In most cases in which Rule 9 applies, the parties will apply for a waiver of the requirement to make a mandatory offer. This is known as a “whitewash”. The Takeover Panel will generally grant this waiver if it is satisfied that the transaction is being conducted for some other commercial purpose, with the increase in control of the Rule 9 Shareholder being an ancillary consequence. The waiver will not normally be granted if the Rule 9 Shareholder has acquired shares in the company since discussions began regarding the proposed transaction, and within the previous 12 months.
As a condition of the whitewash waiver, the Takeover Panel will require that those shareholders not connected with the Rule 9 Shareholder (the “Independent Shareholders”) approve the waiver of Rule 9 by way of an ordinary resolution taken on a poll. The Takeover Code specifies the information that must be contained in the circular to the Independent Shareholders.

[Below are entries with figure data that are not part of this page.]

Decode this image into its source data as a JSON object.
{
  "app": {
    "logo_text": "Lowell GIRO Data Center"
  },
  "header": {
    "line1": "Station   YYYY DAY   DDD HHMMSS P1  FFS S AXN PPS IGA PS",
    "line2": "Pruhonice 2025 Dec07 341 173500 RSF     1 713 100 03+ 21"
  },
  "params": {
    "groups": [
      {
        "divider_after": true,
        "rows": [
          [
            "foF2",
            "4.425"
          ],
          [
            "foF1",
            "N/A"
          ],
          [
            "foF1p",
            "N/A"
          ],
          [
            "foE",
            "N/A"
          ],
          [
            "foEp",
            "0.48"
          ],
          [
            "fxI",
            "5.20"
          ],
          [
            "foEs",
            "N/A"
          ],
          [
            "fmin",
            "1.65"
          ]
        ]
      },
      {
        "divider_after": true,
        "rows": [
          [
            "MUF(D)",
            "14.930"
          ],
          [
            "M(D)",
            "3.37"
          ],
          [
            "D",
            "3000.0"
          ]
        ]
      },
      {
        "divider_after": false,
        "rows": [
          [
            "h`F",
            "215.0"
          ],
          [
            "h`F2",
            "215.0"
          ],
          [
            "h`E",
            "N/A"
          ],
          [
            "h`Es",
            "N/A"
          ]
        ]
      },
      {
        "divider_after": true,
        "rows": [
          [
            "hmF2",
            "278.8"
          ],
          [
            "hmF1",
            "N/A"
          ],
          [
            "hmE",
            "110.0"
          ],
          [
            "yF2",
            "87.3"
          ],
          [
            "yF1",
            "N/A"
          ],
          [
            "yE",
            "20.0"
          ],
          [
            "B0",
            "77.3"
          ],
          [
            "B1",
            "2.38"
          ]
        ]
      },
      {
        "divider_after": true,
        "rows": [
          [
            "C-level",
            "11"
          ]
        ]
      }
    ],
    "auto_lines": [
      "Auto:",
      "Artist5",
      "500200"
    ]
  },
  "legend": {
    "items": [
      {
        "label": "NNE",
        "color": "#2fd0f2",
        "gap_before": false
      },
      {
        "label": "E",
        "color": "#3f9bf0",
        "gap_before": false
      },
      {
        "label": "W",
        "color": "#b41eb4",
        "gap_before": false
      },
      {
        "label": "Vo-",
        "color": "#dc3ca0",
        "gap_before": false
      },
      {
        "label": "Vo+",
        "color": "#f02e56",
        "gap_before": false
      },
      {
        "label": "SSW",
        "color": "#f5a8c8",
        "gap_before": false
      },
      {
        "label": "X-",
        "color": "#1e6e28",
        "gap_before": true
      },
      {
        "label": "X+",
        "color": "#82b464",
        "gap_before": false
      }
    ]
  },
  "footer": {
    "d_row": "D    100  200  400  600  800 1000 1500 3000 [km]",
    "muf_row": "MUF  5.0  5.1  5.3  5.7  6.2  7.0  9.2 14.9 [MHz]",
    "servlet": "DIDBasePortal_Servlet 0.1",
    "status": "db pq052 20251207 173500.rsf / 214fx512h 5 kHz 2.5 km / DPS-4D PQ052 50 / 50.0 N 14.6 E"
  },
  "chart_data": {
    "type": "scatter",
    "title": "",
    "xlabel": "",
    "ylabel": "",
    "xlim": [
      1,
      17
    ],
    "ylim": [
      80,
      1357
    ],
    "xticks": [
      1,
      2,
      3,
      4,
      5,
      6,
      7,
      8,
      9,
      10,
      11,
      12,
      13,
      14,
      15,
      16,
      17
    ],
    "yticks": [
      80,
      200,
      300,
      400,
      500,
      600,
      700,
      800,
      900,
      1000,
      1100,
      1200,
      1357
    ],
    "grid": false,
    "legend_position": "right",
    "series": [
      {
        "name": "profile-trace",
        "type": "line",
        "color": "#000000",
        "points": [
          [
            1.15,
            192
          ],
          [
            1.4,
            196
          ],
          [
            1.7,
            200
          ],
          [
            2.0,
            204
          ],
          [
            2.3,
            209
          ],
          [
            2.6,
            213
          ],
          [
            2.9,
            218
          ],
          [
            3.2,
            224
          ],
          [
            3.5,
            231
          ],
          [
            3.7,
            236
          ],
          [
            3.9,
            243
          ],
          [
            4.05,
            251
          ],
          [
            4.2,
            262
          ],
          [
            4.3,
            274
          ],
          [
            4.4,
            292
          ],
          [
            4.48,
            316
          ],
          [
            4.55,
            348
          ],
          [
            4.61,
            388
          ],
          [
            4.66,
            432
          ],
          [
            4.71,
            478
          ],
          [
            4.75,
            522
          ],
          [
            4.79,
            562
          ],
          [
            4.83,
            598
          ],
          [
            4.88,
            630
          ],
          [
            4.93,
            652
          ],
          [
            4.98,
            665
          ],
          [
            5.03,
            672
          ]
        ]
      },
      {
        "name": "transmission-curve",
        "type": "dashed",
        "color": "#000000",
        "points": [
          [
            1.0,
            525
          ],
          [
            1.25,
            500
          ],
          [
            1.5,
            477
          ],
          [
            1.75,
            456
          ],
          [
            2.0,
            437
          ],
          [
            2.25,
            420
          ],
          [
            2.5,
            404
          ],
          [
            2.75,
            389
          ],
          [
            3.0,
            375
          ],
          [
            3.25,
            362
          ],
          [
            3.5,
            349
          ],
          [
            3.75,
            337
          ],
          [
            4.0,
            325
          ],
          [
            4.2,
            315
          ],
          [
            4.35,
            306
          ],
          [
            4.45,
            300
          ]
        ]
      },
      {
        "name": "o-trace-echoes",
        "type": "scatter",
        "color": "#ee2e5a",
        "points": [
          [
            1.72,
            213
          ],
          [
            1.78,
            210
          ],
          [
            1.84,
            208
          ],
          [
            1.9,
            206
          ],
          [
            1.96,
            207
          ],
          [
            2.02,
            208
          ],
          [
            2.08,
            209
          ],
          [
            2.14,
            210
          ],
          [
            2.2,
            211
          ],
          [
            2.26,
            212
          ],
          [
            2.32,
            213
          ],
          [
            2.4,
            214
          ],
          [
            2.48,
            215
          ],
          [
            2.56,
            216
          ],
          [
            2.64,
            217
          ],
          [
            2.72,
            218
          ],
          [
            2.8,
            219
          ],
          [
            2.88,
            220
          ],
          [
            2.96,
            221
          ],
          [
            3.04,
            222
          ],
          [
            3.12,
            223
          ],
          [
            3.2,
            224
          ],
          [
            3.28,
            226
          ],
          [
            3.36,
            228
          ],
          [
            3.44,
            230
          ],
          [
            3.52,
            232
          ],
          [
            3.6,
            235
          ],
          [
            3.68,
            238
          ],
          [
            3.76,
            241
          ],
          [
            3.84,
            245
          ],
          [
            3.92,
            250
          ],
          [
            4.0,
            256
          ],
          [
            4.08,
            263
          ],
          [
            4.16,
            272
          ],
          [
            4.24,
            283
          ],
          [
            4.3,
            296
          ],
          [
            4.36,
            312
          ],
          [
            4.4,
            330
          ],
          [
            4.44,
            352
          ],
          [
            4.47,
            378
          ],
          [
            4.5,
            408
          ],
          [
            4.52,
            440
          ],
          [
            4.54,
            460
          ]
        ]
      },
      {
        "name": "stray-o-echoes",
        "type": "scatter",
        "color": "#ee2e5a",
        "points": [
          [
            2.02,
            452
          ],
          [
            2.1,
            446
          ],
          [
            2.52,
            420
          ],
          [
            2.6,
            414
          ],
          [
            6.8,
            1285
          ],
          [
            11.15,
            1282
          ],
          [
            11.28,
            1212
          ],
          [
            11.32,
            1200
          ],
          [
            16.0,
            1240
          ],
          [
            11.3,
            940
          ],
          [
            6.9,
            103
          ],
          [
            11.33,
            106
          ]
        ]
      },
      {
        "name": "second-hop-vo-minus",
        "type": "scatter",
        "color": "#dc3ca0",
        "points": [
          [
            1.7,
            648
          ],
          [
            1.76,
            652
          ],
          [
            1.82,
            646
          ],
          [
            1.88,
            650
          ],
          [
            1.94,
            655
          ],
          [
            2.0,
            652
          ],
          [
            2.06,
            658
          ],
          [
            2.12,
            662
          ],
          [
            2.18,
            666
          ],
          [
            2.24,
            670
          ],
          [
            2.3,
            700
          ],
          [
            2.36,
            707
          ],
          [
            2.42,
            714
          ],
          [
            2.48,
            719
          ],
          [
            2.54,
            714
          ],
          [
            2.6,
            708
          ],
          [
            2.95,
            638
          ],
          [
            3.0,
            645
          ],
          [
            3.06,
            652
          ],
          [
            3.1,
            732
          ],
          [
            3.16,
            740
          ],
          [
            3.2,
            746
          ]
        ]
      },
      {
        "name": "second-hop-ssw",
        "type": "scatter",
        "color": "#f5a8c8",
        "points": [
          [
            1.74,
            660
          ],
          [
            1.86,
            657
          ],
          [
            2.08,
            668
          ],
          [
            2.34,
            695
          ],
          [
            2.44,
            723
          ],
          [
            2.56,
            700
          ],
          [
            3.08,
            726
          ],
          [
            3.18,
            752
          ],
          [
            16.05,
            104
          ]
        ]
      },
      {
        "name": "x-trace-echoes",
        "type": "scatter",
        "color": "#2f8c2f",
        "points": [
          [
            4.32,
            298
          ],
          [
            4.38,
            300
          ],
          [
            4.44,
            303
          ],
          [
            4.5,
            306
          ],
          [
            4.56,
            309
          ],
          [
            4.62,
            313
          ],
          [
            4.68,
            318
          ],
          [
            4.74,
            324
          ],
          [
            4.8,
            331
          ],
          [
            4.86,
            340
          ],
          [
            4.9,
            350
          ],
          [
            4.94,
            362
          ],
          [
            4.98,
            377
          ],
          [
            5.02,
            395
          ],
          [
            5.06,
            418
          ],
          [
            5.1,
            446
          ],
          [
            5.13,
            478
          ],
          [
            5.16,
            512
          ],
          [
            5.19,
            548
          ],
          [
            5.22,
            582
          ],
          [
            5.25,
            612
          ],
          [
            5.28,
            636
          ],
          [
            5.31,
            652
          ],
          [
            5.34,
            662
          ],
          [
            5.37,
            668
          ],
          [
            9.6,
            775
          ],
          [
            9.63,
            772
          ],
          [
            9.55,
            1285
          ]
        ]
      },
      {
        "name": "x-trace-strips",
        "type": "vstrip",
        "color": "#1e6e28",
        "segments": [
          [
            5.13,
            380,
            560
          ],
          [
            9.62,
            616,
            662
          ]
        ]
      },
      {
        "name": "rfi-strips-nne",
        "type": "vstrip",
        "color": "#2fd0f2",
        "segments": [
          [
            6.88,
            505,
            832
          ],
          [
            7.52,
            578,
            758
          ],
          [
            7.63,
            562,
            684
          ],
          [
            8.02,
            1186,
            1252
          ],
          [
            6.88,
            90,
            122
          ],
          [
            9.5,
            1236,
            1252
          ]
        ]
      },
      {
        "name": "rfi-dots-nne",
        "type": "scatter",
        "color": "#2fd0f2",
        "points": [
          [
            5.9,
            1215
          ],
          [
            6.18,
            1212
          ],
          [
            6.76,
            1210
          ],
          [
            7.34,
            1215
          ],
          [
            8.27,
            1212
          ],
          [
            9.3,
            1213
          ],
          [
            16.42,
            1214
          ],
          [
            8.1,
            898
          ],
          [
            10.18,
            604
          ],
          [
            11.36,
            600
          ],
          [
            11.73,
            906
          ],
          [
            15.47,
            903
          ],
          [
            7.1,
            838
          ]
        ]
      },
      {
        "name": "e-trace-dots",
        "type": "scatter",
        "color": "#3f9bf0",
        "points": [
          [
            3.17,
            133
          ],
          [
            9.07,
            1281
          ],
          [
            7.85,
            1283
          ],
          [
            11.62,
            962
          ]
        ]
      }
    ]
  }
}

The importance of seeking advice at an early stage
Due to the fact that the Takeover Code regulates many aspects of takeovers, advice in relation to its application to a particular transaction should be sought as soon as possible.
In particular, there are certain events that may happen at an early stage in the negotiation of a possible transaction which require a consideration of the Takeover Code. A target company or bidder should ensure that none of the following actions are taken until advice has been obtained:
- entering into an agreement between the target company and the potential bidder which involve a “break fee” or “inducement fee” in which the target company agrees to pay a sum to the bidder if the deal does not proceed.
- directors of the target company giving a commitment to a potential bidder to recommend any offer made by them.
- shareholders of the target company providing irrevocable undertakings to accept the offer.
- announcement (however informally) of an intention to make an offer, or statements to the contrary.
- the acquisition of interests in shares by a potential bidder in advance of a bid.
- the target company taking any action designed to prevent an imminent takeover bid from succeeding (e.g. by issuing additional shares to persons opposed to the bid or taking steps to make the company less attractive to the bidder).